No research can go forward until both committees show approval, a process that typically takes months, said Robin Stephenson, director of information for life sciences at the University.

“It’s certainly not just a rubber stamp. It’s a real approval process,” she said. “It’s really quite lengthy because we have to be sure that all regulations are followed.”

Sean Morrison, director of the University’s Center for Stem Cell Biology, said the informed consent documents for new stem cell research projects are now being drafted and will be sent to the IRB later this month.

Morrison said the approval process was proof before Election Day that the research would be tightly monitored, contrary to campaign ads from opposition groups.

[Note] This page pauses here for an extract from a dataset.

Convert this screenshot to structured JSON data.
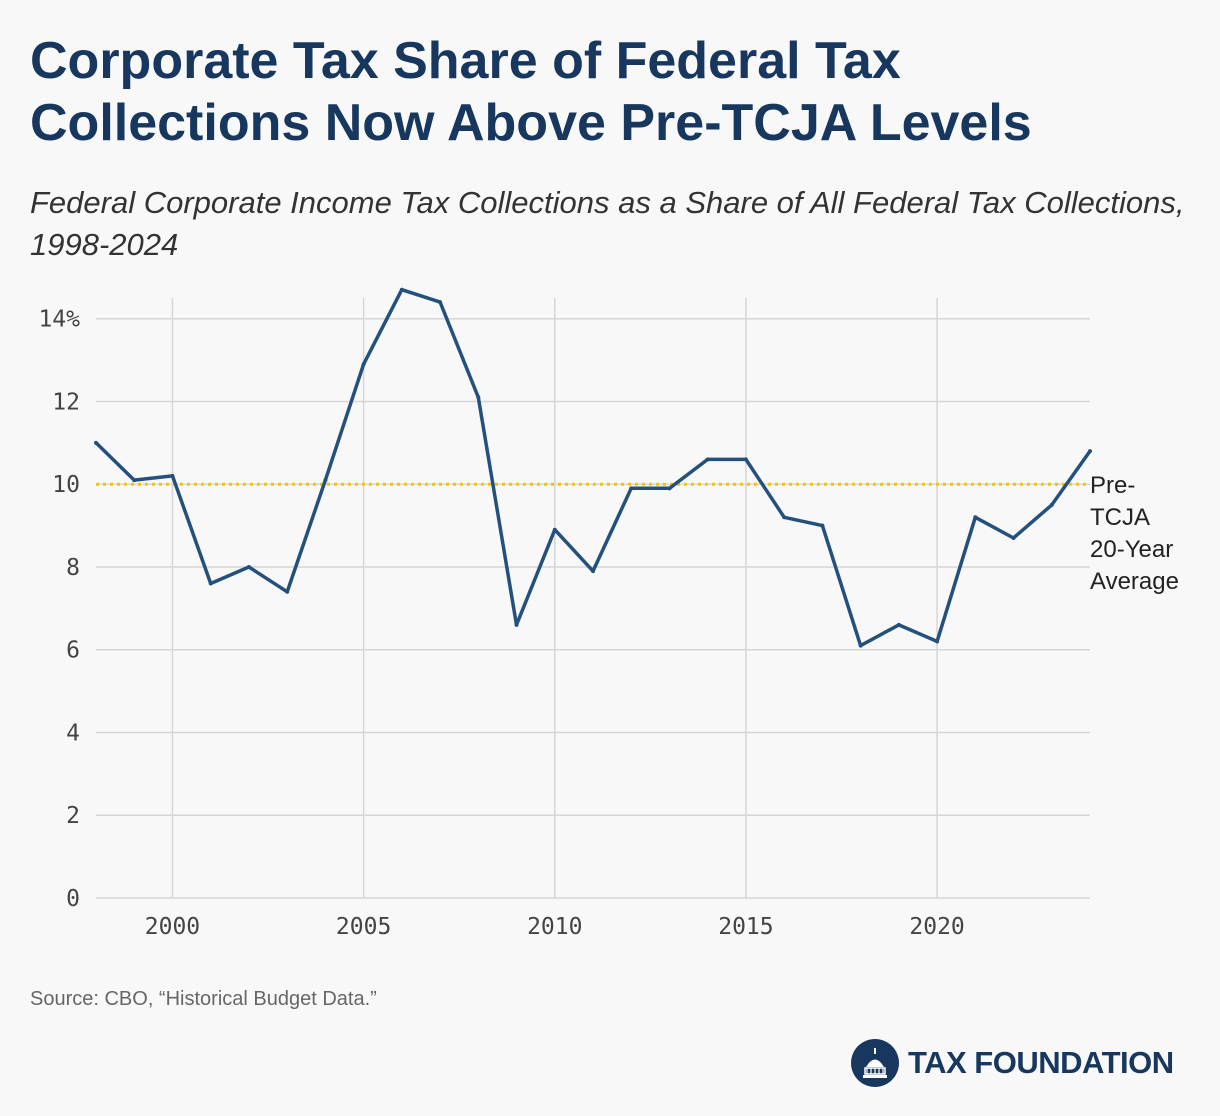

“Far from allowing completely unregulated research, within the University now, the first step is not to start the research, but to spend months going through the regulatory process,” he said.

President-elect Barack Obama has said he will overturn the federal ban on federally funded human embryonic stem cell research when he becomes president. Morrison said he expects the move to be one of Obama’s first once he takes office.

Had state voters not passed Proposal 2, University researchers wouldn’t be able to compete for newly appropriated federal funding for stem cell research.

“Over the next couple of years I expect that millions of dollars in new investment will flow into the state of Michigan as a result of Proposal 2, allowing us to compete for the money that the federal government and private foundations will invest in this area,” Morrison said.